One of those services are ads that other sellers or brands can buy on the platform. These ads grant advertisers additional visibility on the platform, thus increasing the likeliness of making a sale. Examples of marketplaces that offer ads include companies such as Amazon, Etsy, or the Wish App.
Instacart has obtained a similar ads system. Advertisers on the platform, including brands such as Coca Cola or Mars, can buy promotional spots in exchange for additional visibility. The price paid depends on the type of categories and search terms an advertiser targets. In order not to overspend, advertisers can set a budget prior to starting ads.
Instacart Funding, Valuation & Revenue
According to Crunchbase, Instacart has raised a total of $2.4 billion across 14 rounds of venture capital funding. The company’s valuation during its latest funding round, announced in October 2020, skyrocketed to $17.7 billion.
Prominent investors that have poured money into Instacart include the likes of Sequoia Capital, Andreessen Horowitz, Tiger Global Management, Kleiner Perkins, Thrive Capital, General Catalyst, DST Global, and many others.
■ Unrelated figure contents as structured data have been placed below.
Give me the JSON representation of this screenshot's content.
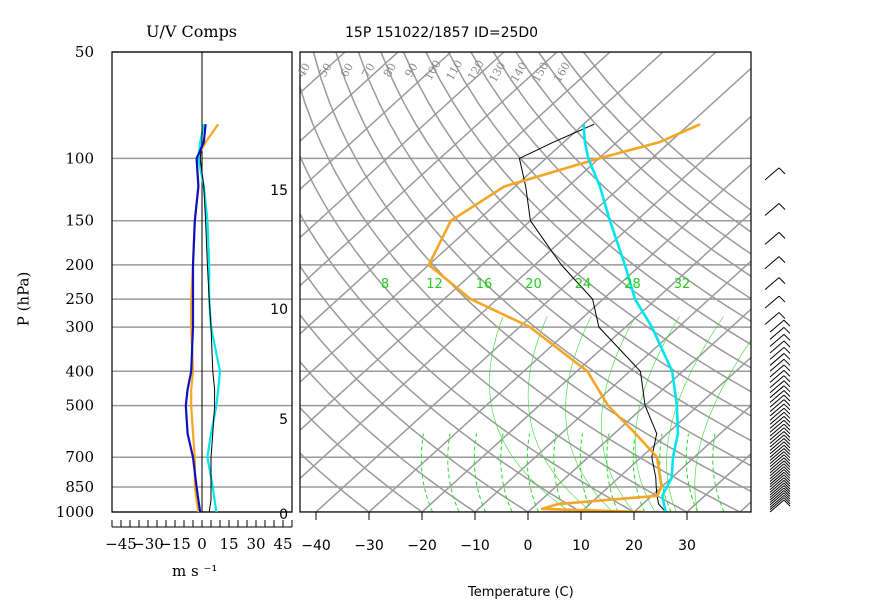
{
  "header": {
    "title": "15P 151022/1857 ID=25D0",
    "left_panel_title": "U/V Comps"
  },
  "chart_data": [
    {
      "type": "line",
      "title": "U/V Comps",
      "xlabel": "m s ⁻¹",
      "ylabel": "P (hPa)",
      "xlim": [
        -50,
        50
      ],
      "ylim": [
        1000,
        50
      ],
      "y_scale": "log",
      "x_tick_labels": [
        "-45",
        "-30",
        "-15",
        "0",
        "15",
        "30",
        "45"
      ],
      "y_tick_labels": [
        "50",
        "100",
        "150",
        "200",
        "250",
        "300",
        "400",
        "500",
        "700",
        "850",
        "1000"
      ],
      "series": [
        {
          "color": "#f5a623",
          "p": [
            1000,
            925,
            850,
            700,
            600,
            500,
            450,
            400,
            300,
            250,
            200,
            150,
            120,
            100,
            90,
            80
          ],
          "values": [
            -2,
            -3,
            -4,
            -4,
            -5,
            -6,
            -6,
            -5,
            -6,
            -6,
            -5,
            -4,
            -2,
            -3,
            2,
            9
          ]
        },
        {
          "color": "#00e5ee",
          "p": [
            1000,
            925,
            850,
            700,
            600,
            500,
            450,
            400,
            300,
            250,
            200,
            150,
            120,
            100,
            90,
            80
          ],
          "values": [
            8,
            7,
            6,
            3,
            5,
            8,
            9,
            10,
            5,
            4,
            4,
            3,
            1,
            -2,
            -1,
            1
          ]
        },
        {
          "color": "#000000",
          "p": [
            1000,
            925,
            850,
            700,
            600,
            500,
            450,
            400,
            300,
            250,
            200,
            150,
            120,
            100,
            90,
            80
          ],
          "values": [
            4,
            5,
            5,
            5,
            6,
            7,
            7,
            6,
            5,
            4,
            3,
            2,
            1,
            -1,
            0,
            0
          ]
        },
        {
          "color": "#1010c0",
          "p": [
            1000,
            925,
            850,
            700,
            600,
            500,
            450,
            400,
            300,
            250,
            200,
            150,
            120,
            100,
            90,
            80
          ],
          "values": [
            -1,
            -2,
            -3,
            -5,
            -8,
            -9,
            -8,
            -6,
            -5,
            -5,
            -5,
            -4,
            -2,
            -3,
            1,
            2
          ]
        }
      ]
    },
    {
      "type": "line",
      "title": "15P 151022/1857 ID=25D0",
      "xlabel": "Temperature (C)",
      "xlim": [
        -40,
        40
      ],
      "x_tick_labels": [
        "-40",
        "-30",
        "-20",
        "-10",
        "0",
        "10",
        "20",
        "30"
      ],
      "height_km_labels": [
        "0",
        "5",
        "10",
        "15"
      ],
      "mixing_ratio_labels": [
        "8",
        "12",
        "16",
        "20",
        "24",
        "28",
        "32"
      ],
      "potential_temperature_labels": [
        "40",
        "50",
        "60",
        "70",
        "80",
        "90",
        "100",
        "110",
        "120",
        "130",
        "140",
        "150",
        "160"
      ],
      "series": [
        {
          "name": "Temperature",
          "color": "#000000",
          "p": [
            1000,
            950,
            900,
            850,
            800,
            700,
            600,
            500,
            400,
            300,
            250,
            200,
            150,
            120,
            100,
            90,
            80
          ],
          "values": [
            26,
            23,
            21,
            19,
            17,
            12,
            8,
            0,
            -8,
            -25,
            -32,
            -45,
            -60,
            -68,
            -75,
            -72,
            -68
          ]
        },
        {
          "name": "Dewpoint",
          "color": "#f5a623",
          "p": [
            1000,
            980,
            950,
            900,
            850,
            700,
            600,
            500,
            400,
            300,
            250,
            200,
            150,
            120,
            100,
            90,
            80
          ],
          "values": [
            22,
            2,
            4,
            21,
            20,
            13,
            4,
            -7,
            -18,
            -38,
            -55,
            -70,
            -75,
            -72,
            -60,
            -52,
            -48
          ]
        },
        {
          "name": "Parcel",
          "color": "#00e5ee",
          "p": [
            1000,
            950,
            900,
            850,
            800,
            700,
            600,
            500,
            400,
            300,
            250,
            200,
            150,
            120,
            100,
            90,
            80
          ],
          "values": [
            26,
            24,
            22,
            21,
            20,
            16,
            12,
            6,
            -2,
            -15,
            -24,
            -33,
            -45,
            -54,
            -62,
            -66,
            -70
          ]
        }
      ]
    }
  ]
}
Instacart, like many other startups operating at lightspeed, does not disclose any public revenue or profit figures. In 2017, an estimate by Forbes assumed that Instacart generated annual revenues of about $2 billion.
The Information, according to internal sources, reported that the company lost over $300 million in 2019. But the recent coronavirus pandemic is believed to have benefitted Instacart greatly, allowing them to turn a net profit of $10 million in April alone.
Who Owns Instacart?
As a private company, Instacart does not disclose its ownership structure. Forbes estimates that CEO Mehta owns about 10 percent of Instacart.
That would put his net worth at $1.7 billion (given the firm’s $17.7 billion valuation), ultimately making him a billionaire.
Instacart is believed to go public somewhere in 2021. As such, its ownership structure will be revealed during the company’s S-1 filing.